A plurality of original drive signal pulses having mutually different waveforms are generated every main scanning period for one pixel. Generating, and reversing the generation timing of the plurality of original drive signal pulses in the main scanning period for the one pixel between a forward path and a return path;

 Generating the drive signal pulse used for recording each pixel by masking the plurality of original drive signal pulses with the bit order adjustment signal.

18. The printing method according to claim 15, wherein

 The step (e) further comprises:

 In order to eject a plurality of ink droplets having a substantially constant amount of ink within the main scanning period for one pixel, a plurality of original drive signal pulses having substantially the same waveform are applied every main scanning period for the one pixel.
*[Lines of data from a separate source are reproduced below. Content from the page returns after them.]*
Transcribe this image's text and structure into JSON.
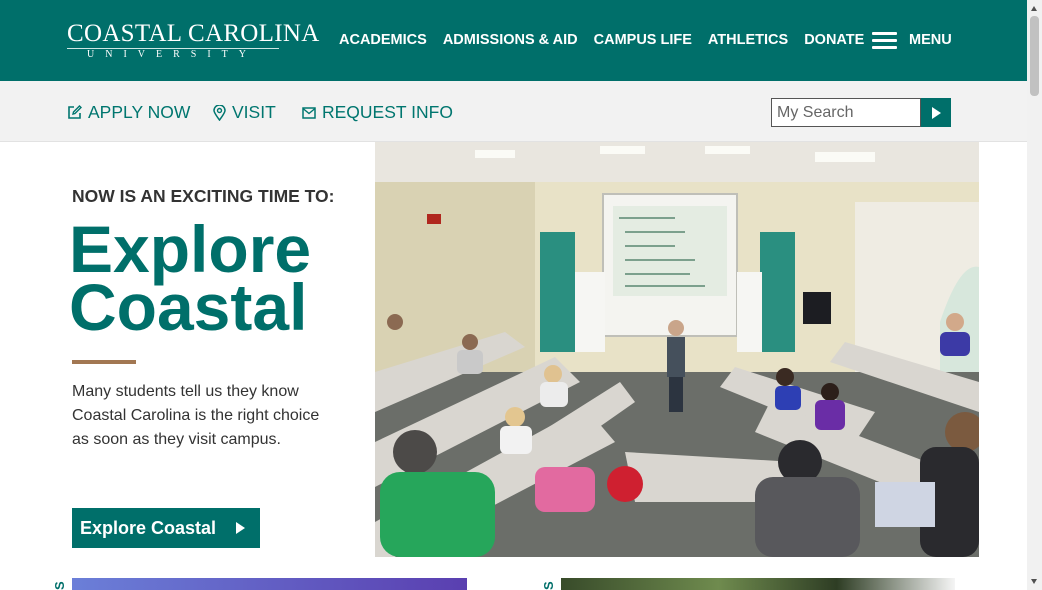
{
  "logo": {
    "name": "COASTAL CAROLINA",
    "sub": "UNIVERSITY"
  },
  "nav": {
    "items": [
      "ACADEMICS",
      "ADMISSIONS & AID",
      "CAMPUS LIFE",
      "ATHLETICS",
      "DONATE"
    ],
    "menu_label": "MENU"
  },
  "subnav": {
    "apply": "APPLY NOW",
    "visit": "VISIT",
    "request": "REQUEST INFO"
  },
  "search": {
    "placeholder": "My Search"
  },
  "hero": {
    "eyebrow": "NOW IS AN EXCITING TIME TO:",
    "headline_line1": "Explore",
    "headline_line2": "Coastal",
    "intro": "Many students tell us they know Coastal Carolina is the right choice as soon as they visit campus.",
    "cta_label": "Explore Coastal",
    "photo_icon": "classroom-photo"
  },
  "lower": {
    "card1_label": "S",
    "card2_label": "S"
  },
  "colors": {
    "brand_teal": "#006f6a",
    "bronze": "#a27752",
    "subbar_bg": "#f2f2f2"
  }
}
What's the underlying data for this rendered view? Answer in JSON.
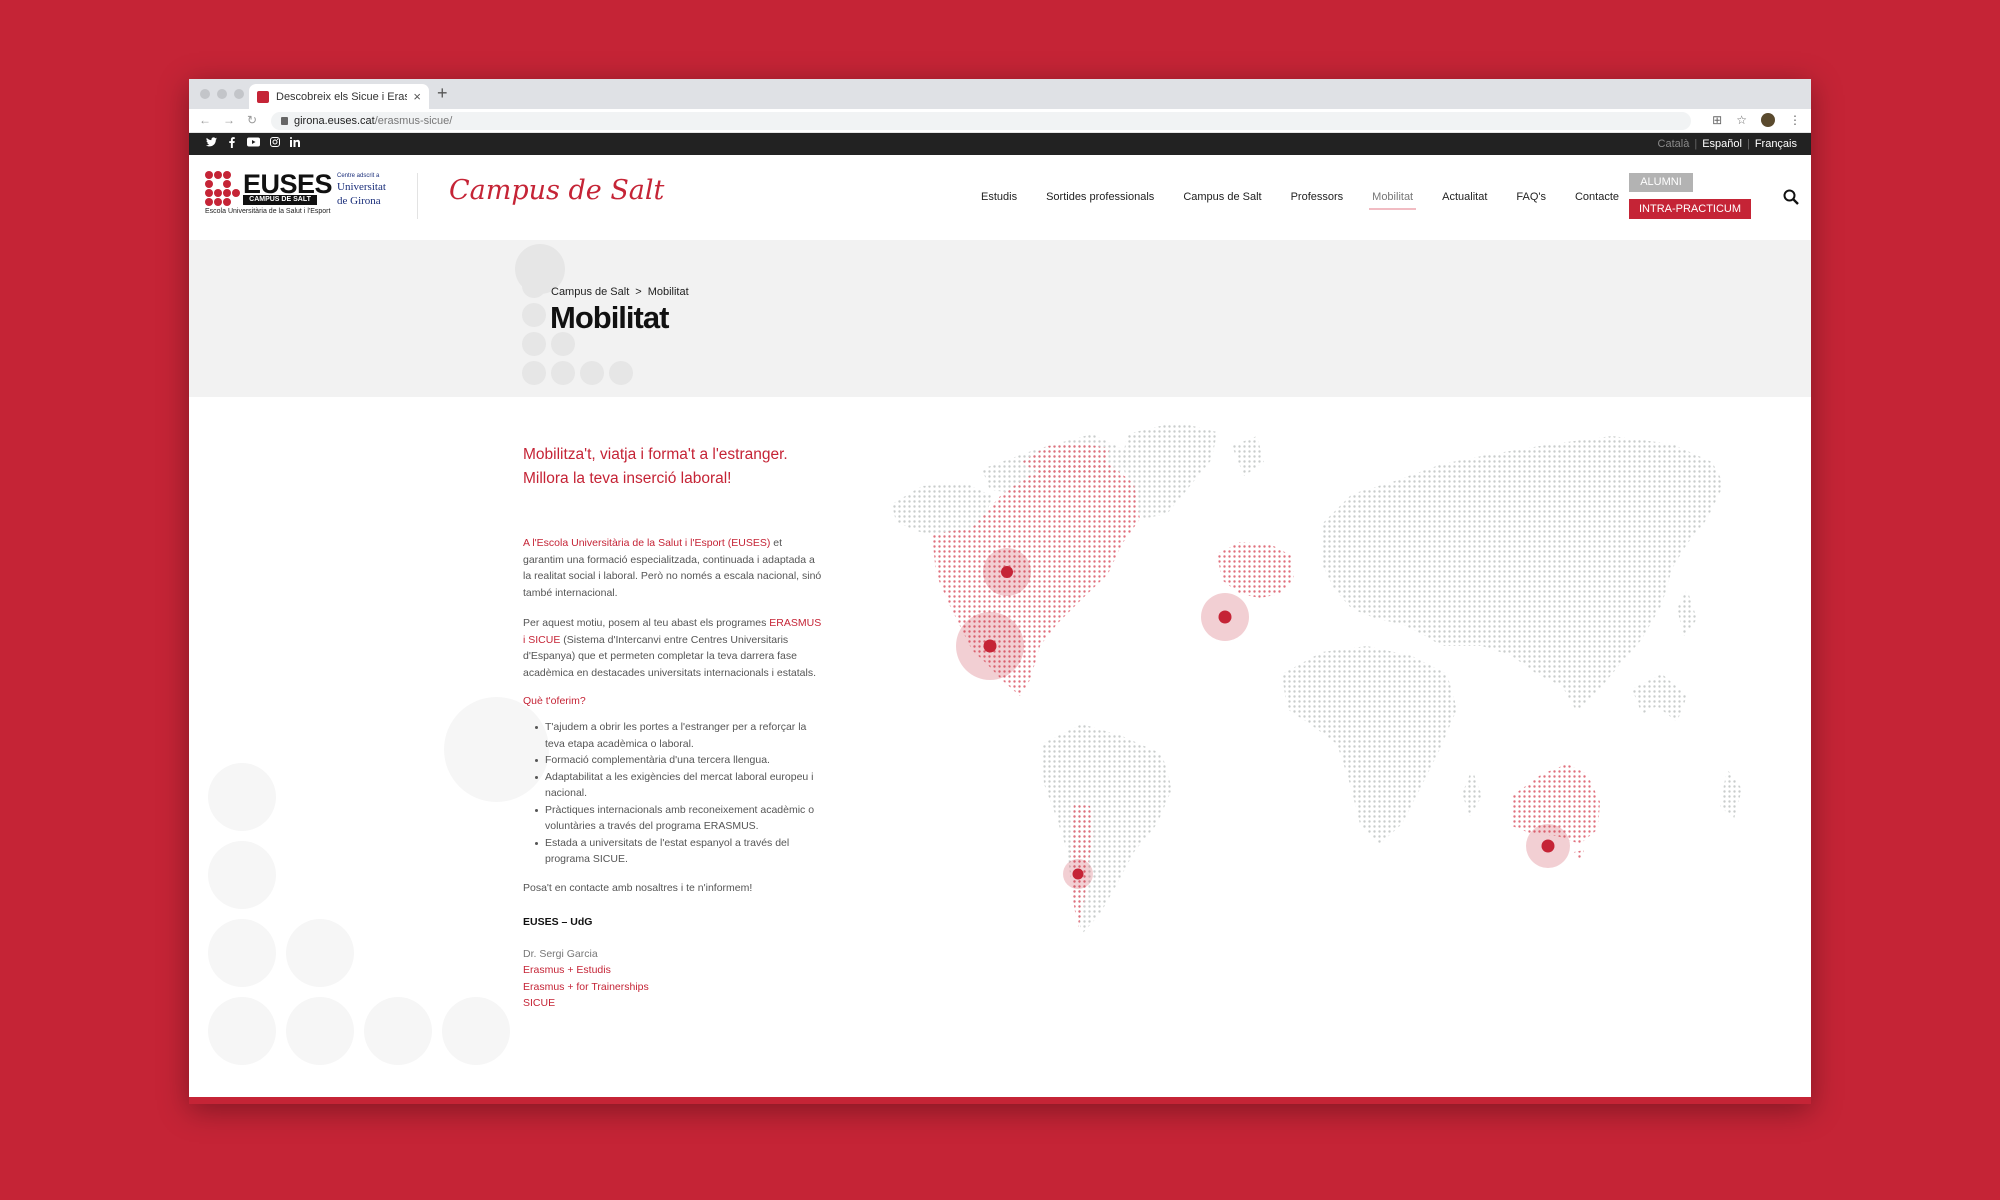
{
  "browser": {
    "tab_title": "Descobreix els Sicue i Erasmus",
    "tab_close": "×",
    "new_tab": "+",
    "url_host": "girona.euses.cat",
    "url_path": "/erasmus-sicue/"
  },
  "topbar": {
    "social": [
      "twitter-icon",
      "facebook-icon",
      "youtube-icon",
      "instagram-icon",
      "linkedin-icon"
    ],
    "languages": [
      {
        "label": "Català",
        "active": false
      },
      {
        "label": "Español",
        "active": true
      },
      {
        "label": "Français",
        "active": true
      }
    ]
  },
  "header": {
    "logo_name": "EUSES",
    "logo_campus": "CAMPUS DE SALT",
    "logo_sub": "Escola Universitària de la Salut i l'Esport",
    "udg_small": "Centre adscrit a",
    "udg_line1": "Universitat",
    "udg_line2": "de Girona",
    "campus_title": "Campus de Salt",
    "nav": [
      "Estudis",
      "Sortides professionals",
      "Campus de Salt",
      "Professors",
      "Mobilitat",
      "Actualitat",
      "FAQ's",
      "Contacte"
    ],
    "nav_active": "Mobilitat",
    "alumni_label": "ALUMNI",
    "intra_label": "INTRA-PRACTICUM"
  },
  "hero": {
    "breadcrumb": [
      "Campus de Salt",
      "Mobilitat"
    ],
    "breadcrumb_sep": ">",
    "title": "Mobilitat"
  },
  "content": {
    "lead": "Mobilitza't, viatja i forma't a l'estranger. Millora la teva inserció laboral!",
    "p1_red": "A l'Escola Universitària de la Salut i l'Esport (EUSES)",
    "p1_rest": " et garantim una formació especialitzada, continuada i adaptada a la realitat social i laboral. Però no només a escala nacional, sinó també internacional.",
    "p2_start": "Per aquest motiu, posem al teu abast els programes ",
    "p2_red": "ERASMUS i SICUE",
    "p2_rest": " (Sistema d'Intercanvi entre Centres Universitaris d'Espanya) que et permeten completar la teva darrera fase acadèmica en destacades universitats internacionals i estatals.",
    "offer_heading": "Què t'oferim?",
    "offers": [
      "T'ajudem a obrir les portes a l'estranger per a reforçar la teva etapa acadèmica o laboral.",
      "Formació complementària d'una tercera llengua.",
      "Adaptabilitat a les exigències del mercat laboral europeu i nacional.",
      "Pràctiques internacionals amb reconeixement acadèmic o voluntàries a través del programa ERASMUS.",
      "Estada a universitats de l'estat espanyol a través del programa SICUE."
    ],
    "contact": "Posa't en contacte amb nosaltres i te n'informem!",
    "org": "EUSES – UdG",
    "person": "Dr. Sergi Garcia",
    "links": [
      "Erasmus + Estudis",
      "Erasmus + for Trainerships",
      "SICUE"
    ]
  },
  "map": {
    "highlight_regions": [
      "North America",
      "Europe",
      "Chile",
      "Australia"
    ],
    "markers": [
      "Canada",
      "USA",
      "Europe",
      "Chile",
      "Australia"
    ],
    "colors": {
      "land": "#c9cdcc",
      "highlight": "#e0707d",
      "marker": "#c52436",
      "halo": "rgba(197,36,54,0.22)"
    }
  }
}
The process that occurs,

 Generating the drive signal pulse used for recording each pixel by masking the plurality of original drive signal pulses with the bit order adjustment signal.

19. A plurality of nozzles, and a plurality of ejection driving elements for ejecting ink droplets from the plurality of nozzles, respectively, and N having different sizes within an area of one pixel on a print medium using each nozzle. A computer system equipped with a printing device equipped with a print head capable of selectively forming any one of the types (N is an integer of 2 or more) of a printing medium while performing bidirectional main scanning in both directions. A computer program product for executing printing on the

 A computer readable medium;

 Computer program code means stored on the computer readable medium,

 The computer program code means comprises:

According to N different values of the print signal indicating that the N kinds of dots are formed. The function of shaping the waveforms of the drive signals of the respective ejection drive elements within the main scanning period for one pixel into N different shapes different from each other, and changing the N types of waveforms of the drive signals in the forward path and the return path, A computer program product comprising computer program means for realizing the computer system.